As I continued through the next few years of my MTV2 dramatized academic career, more things came at me than I thought possible. Apparently, Mike Brown was a thug and Eric Garner had it coming the moment he decided to sell cigarettes on the corner. Also, my ex-girlfriend of over a year, told me it wouldn’t work out because of her parents. They’d stop paying her tuition, they’d practically disown her. They’d think this was some plea for help. I think that’s what hurt the most.
I was stronger though. I was getting used to these discrepancies because, although these instances arose, I still recognized the good moments. The moments that made me feel good about myself. I was reassured that not everything was like this; not everything had an underlying animosity. This reassurance came from the Black Student Union Variety shows, African Student Organization events, Two and a Half skits, and so on. All these different influences all held the same principles: patience and perseverance.
I believe we all stop for a moment after experiencing something that makes us question our perception of the good world we had in mind.
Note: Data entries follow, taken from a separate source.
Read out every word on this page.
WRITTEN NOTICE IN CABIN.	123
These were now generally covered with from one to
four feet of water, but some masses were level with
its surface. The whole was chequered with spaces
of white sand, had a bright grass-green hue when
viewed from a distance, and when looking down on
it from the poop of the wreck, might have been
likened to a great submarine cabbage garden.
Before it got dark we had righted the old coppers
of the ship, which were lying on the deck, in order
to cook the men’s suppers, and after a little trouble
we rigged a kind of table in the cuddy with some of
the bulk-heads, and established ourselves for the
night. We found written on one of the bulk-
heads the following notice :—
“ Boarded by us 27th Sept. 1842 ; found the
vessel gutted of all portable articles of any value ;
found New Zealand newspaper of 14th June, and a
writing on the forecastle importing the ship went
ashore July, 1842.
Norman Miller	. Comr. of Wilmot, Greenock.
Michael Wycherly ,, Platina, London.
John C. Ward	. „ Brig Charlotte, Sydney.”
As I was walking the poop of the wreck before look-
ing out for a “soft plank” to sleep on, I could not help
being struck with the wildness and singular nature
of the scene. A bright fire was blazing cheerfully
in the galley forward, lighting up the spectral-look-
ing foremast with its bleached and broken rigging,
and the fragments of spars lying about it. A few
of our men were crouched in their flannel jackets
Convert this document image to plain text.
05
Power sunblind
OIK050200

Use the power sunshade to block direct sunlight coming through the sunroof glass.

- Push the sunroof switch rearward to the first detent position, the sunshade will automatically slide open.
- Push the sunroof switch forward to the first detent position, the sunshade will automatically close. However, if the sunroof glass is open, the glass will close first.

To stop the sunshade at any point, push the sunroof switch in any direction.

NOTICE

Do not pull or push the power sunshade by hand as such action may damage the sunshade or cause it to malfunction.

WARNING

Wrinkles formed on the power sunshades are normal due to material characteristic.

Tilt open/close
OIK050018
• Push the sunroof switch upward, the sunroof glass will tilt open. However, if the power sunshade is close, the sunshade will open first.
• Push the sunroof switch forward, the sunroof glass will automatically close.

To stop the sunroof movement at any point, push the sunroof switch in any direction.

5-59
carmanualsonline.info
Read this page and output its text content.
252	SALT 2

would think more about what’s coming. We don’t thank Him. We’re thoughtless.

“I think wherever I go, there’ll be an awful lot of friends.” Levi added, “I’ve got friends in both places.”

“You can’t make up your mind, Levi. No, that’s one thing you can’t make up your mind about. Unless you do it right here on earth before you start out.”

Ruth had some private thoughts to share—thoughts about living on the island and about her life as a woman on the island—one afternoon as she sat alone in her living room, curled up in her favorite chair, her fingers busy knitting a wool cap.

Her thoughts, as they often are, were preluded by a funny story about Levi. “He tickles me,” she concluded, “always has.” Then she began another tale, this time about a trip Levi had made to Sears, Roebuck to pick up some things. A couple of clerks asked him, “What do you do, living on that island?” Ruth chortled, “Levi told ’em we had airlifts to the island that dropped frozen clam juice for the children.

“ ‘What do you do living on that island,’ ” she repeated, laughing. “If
It’s no different then figuring out at a young age that the light in the fridge goes off when you shut the door. We ask ourselves “how many other people are experiencing this same thing right now or in their daily lives?” Or, “How do they deal with it, confront it and move past it?”
This isn’t a piece in which I have an answer to a big question nor is it to make it appear as if this is something to always worry about, at least I hope it wasn’t. It isn’t a piece on microaggressions or a crusade to inspire more political correctness with a sob story. It is a show of camaraderie. A notice that there are people going through this same situation, this same wave of passive ignorance and assumptions based on closed-minded world views. It’s a hope that, when feeling this sense of being belittled by an aspect of race, sexuality, religion, you hold fast. We must remember that college is just a sample size of the real world; patience, perseverance, and good friends are the keys to keeping our heads above ignorance’s waters so that we may find a way to put an end to those rapid tides.